Blessé au plus haut point par ses propos, il la fixa droit dans les yeux. Elle était apeurée et il ne voulait pas accentuer cette frayeur en elle mais toujours est-il, il ne voulait pas partir sans lui dire le fond de sa pensée.
- tu as parfaitement raison, il est le père de Capucine mais il ne la mérite pas et toi non plus il ne te mérite pas. S'il était vraiment un homme pour toi, jamais il n'aurait douté de toi, il t'aimait certes mais pas assez pour ne pas te croire.

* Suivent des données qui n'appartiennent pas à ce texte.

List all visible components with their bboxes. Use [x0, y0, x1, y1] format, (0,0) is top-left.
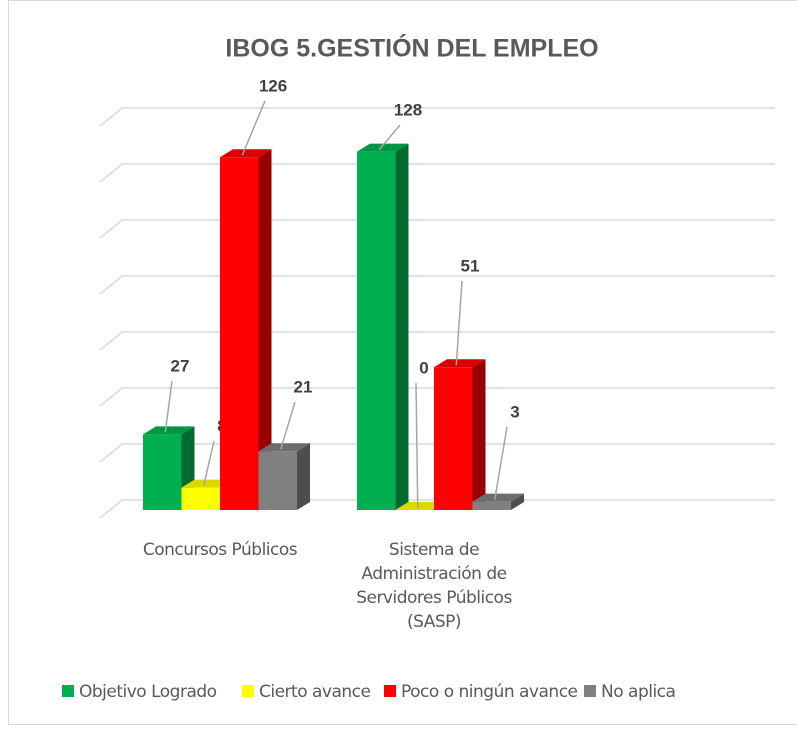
- leader-line: [455, 280, 463, 366]
- bar-face: [472, 359, 486, 510]
- legend-label: Cierto avance: [259, 682, 371, 702]
- data-label: 126: [259, 76, 287, 95]
- chart-title: IBOG 5.GESTIÓN DEL EMPLEO: [225, 33, 598, 63]
- bar-face: [143, 426, 195, 435]
- bar-face: [220, 149, 272, 158]
- data-label: 27: [171, 356, 190, 375]
- data-label: 0: [419, 358, 428, 377]
- bar-face: [434, 359, 486, 368]
- bar-face: [357, 151, 396, 510]
- bar-face: [258, 451, 297, 510]
- leader-line: [494, 426, 508, 500]
- legend-swatch: [584, 685, 596, 697]
- bar-face: [395, 143, 409, 510]
- grid-line: [99, 499, 775, 519]
- bar: [220, 149, 272, 510]
- grid-line: [99, 219, 775, 239]
- data-label: 51: [461, 256, 480, 275]
- data-label: 21: [294, 377, 313, 396]
- grid-line: [99, 107, 775, 127]
- bar: [472, 493, 524, 510]
- bar-face: [511, 493, 524, 510]
- bar-face: [357, 143, 409, 152]
- leader-line: [280, 401, 296, 450]
- bar-face: [258, 443, 310, 452]
- leader-line: [164, 380, 173, 433]
- legend-label: Objetivo Logrado: [79, 682, 217, 702]
- bar-face: [258, 149, 272, 510]
- bar-face: [220, 157, 259, 510]
- leader-line: [415, 382, 419, 509]
- bar: [357, 143, 409, 510]
- legend-swatch: [242, 685, 254, 697]
- bar-face: [472, 501, 511, 510]
- bar-face: [472, 493, 524, 502]
- grid-line: [99, 331, 775, 351]
- bar: [434, 359, 486, 510]
- data-label: 3: [510, 402, 519, 421]
- leader-line: [203, 440, 215, 486]
- data-label: 128: [394, 100, 422, 119]
- leader-line: [241, 100, 266, 156]
- grid-line: [99, 443, 775, 463]
- bar-face: [297, 443, 310, 510]
- bar-face: [181, 487, 220, 510]
- legend-label: No aplica: [601, 682, 675, 702]
- grid-line: [99, 387, 775, 407]
- bar-face: [143, 434, 182, 510]
- x-tick-label: Sistema de Administración de Servidores …: [356, 540, 512, 632]
- legend-swatch: [384, 685, 396, 697]
- bar-face: [434, 367, 473, 510]
- legend-swatch: [62, 685, 74, 697]
- bar: [258, 443, 310, 510]
- leader-line: [378, 124, 401, 151]
- grid-line: [99, 163, 775, 183]
- grid-line: [99, 275, 775, 295]
- x-tick-label: Concursos Públicos: [142, 540, 298, 560]
- legend-label: Poco o ningún avance: [401, 682, 578, 702]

Après avoir fini, il ne prit pas la peine d'entendre le son de sa voix et s'en alla. Il déposa un baiser sur le front de la petite et s'en alla après avoir serré la main du père Maurice. Perdu après tout celà, elle se laissa tomber sur le carrelage attendant certainement un miracle.
Jewel avait certainement raison d'agir ainsi mais comment pouvait-elle éviter cet homme à vie si déjà le sang de son sang et la chair de sa chair était sa fille. Elle finit par se lever et rejoignit le salon.
- il est parti ?
- et très en colère. J'imagine que l'évocation de Emsig le met toujours hors de lui.
- oui mais qu'est-ce que je peux bien faire ? J'en ai mare de ma vie mon père.
- tu ne devrais pas dire ça Isabelle. Je dois m'en aller et je te conseille d'aller voir Jewel avant, cet homme a été là pour toi depuis le début, il t'a soutenu comme un frère malgré ce qui a été dit en son nom. Attends qu'il soit calme et va lui parler.
Elle abdiqua et il la prit dans ses bras. Il leur dit au-revoir et s'en alla pas très comblé.